Polls are an important -- and fun -- part of politics.

Candidates nervously study them during their campaign to see if they are surging or falling or “plateau-ing.” If the numbers are falling, they scurry to determine what went wrong and how to reverse the trend.

Interested observers like to see what the “pulse” of the voters is at any one time and play political prophet based on those numbers.

Of course, even “scientific” polls can be severely flawed.

The only poll that matters is the one taken at the polls on election day.

So, more for entertainment value than political prognostication, we looked at a few of the latest polls.


The latest statewide polls indicate Gov. John Bel Edwards could win re-election in this Saturday’s primary election. Both early October polls, JMC Analytics and Mason-Dixon Polling & Research, showed Edwards with 45 percent of those expressing a choice for governor.

Republicans Eddie Rispone and Ralph Abraham were second and third, respectively, in both polls. JMC had the businessman leading the congressman 20 percent to 19 percent. Mason-Dixon had Rispone with a 22 to 17 percent lead for second place.

The difference between a runoff and a first-round victory for Edwards depends on the undecided voters.

JMC found 14 percent of those polled had not decided on who they would vote for. Mason-Dixon had only 10 percent in that category.

If the undecideds are also anti-incumbent, there will be a runoff. If they stay home, the poll results without those voters would see Edwards re-elected with 52 percent in the JMC poll and on the fence at 50 percent in the Mason-Dixon survey.

A candidate needs 50 percent plus one vote of all ballots cast to win the election.

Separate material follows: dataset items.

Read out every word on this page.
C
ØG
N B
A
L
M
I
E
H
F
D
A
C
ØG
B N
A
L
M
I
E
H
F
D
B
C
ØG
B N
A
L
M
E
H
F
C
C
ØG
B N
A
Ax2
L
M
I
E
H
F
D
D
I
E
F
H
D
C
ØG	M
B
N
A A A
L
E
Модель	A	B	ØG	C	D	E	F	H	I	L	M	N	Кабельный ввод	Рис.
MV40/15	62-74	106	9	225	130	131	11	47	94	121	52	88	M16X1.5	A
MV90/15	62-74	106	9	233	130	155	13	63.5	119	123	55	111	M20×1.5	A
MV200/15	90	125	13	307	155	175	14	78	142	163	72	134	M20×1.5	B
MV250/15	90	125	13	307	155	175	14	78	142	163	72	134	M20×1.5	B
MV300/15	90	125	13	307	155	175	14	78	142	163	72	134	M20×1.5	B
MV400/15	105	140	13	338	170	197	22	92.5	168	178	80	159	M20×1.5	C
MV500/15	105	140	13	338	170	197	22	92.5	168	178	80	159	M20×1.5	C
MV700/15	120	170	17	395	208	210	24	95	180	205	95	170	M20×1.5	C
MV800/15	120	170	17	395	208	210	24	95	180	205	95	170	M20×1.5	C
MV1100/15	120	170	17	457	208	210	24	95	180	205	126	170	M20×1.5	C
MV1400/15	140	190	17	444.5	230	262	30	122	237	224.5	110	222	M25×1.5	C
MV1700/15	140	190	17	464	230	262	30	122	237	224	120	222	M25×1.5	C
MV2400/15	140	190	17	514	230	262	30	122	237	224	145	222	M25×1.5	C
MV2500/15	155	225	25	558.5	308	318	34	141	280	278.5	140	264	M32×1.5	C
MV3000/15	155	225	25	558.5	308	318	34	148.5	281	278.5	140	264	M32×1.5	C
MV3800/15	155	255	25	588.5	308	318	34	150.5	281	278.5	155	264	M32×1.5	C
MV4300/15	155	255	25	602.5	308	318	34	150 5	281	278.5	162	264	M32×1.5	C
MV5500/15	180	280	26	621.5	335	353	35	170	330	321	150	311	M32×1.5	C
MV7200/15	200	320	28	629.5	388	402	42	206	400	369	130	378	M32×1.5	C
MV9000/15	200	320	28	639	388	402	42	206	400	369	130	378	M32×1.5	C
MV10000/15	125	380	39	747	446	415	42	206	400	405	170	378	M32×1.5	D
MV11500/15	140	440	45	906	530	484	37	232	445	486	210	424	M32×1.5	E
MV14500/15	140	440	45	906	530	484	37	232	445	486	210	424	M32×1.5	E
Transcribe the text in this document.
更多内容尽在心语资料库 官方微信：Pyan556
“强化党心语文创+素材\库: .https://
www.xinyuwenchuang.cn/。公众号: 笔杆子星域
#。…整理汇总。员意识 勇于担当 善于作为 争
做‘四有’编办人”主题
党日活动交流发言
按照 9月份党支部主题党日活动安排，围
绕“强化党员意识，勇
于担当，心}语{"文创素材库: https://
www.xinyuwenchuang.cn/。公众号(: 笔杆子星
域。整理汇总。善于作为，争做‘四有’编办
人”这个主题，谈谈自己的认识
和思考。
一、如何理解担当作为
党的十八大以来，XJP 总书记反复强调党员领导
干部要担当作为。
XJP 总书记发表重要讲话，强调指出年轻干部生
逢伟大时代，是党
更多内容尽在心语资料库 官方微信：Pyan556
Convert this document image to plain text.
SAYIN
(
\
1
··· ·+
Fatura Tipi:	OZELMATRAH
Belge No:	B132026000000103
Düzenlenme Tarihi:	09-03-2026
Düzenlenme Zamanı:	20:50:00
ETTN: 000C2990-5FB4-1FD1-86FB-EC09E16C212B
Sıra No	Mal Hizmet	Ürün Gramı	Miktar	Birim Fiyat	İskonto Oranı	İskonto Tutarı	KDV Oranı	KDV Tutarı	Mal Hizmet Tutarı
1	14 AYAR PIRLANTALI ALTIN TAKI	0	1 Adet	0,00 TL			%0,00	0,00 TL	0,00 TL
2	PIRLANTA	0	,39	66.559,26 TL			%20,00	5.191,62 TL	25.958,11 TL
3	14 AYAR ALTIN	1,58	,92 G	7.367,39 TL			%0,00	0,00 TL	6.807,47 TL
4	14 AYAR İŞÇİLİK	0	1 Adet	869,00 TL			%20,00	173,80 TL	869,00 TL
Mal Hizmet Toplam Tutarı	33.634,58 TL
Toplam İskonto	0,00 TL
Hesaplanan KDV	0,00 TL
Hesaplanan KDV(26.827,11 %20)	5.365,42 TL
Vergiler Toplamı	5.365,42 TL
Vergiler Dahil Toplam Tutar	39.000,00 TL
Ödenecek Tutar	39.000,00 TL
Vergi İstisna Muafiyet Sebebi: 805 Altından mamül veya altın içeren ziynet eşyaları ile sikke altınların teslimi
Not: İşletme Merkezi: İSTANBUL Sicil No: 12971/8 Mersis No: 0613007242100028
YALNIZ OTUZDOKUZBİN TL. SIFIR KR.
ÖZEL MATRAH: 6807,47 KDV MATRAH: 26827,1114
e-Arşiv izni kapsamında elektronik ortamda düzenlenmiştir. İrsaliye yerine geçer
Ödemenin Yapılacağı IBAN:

If no candidate gets the magic number, the top two candidates advance to the runoff on Nov. 16.


A third poll taken in late September had similar results.

We Ask America polling organization found 47 percent in favor of Edwards, 23 percent for Rispone, 17 percent for Abraham and 11 percent undecided.

As with the other two, if at least 8 percent of those polled choose a challenger, Edwards is forced into a runoff.

If they divide their votes equally among the top three candidates, the incumbent either has a narrow win or a narrow miss.

If those 11 percent stay home to watch the game on TV, he wins re-election with almost 53 percent of the votes cast.


The Remington Group conducted a poll for the Abraham campaign in late September that found Abraham leading Rispone 22 percent to 20 percent with Edwards leading the pack at 47 percent and 8 percent undecided.

That would give Edwards a 51 percent share if the undecideds don’t vote. Under that scenario, Abraham would receive almost 24 percent and Rispone would have almost 22 percent of the votes.

The Remington polls for Abraham indicate the 5th District congressman losing ground to his fellow Republican over the past month.

In a Sept. 10-11 poll, Remington had Edwards with 45 percent, Abraham with 27 and Rispone at 19 percent.

In a June 1-2 poll, Remington reported 42 percent for Edwards, 34 percent for Abraham and 8 percent for Rispone.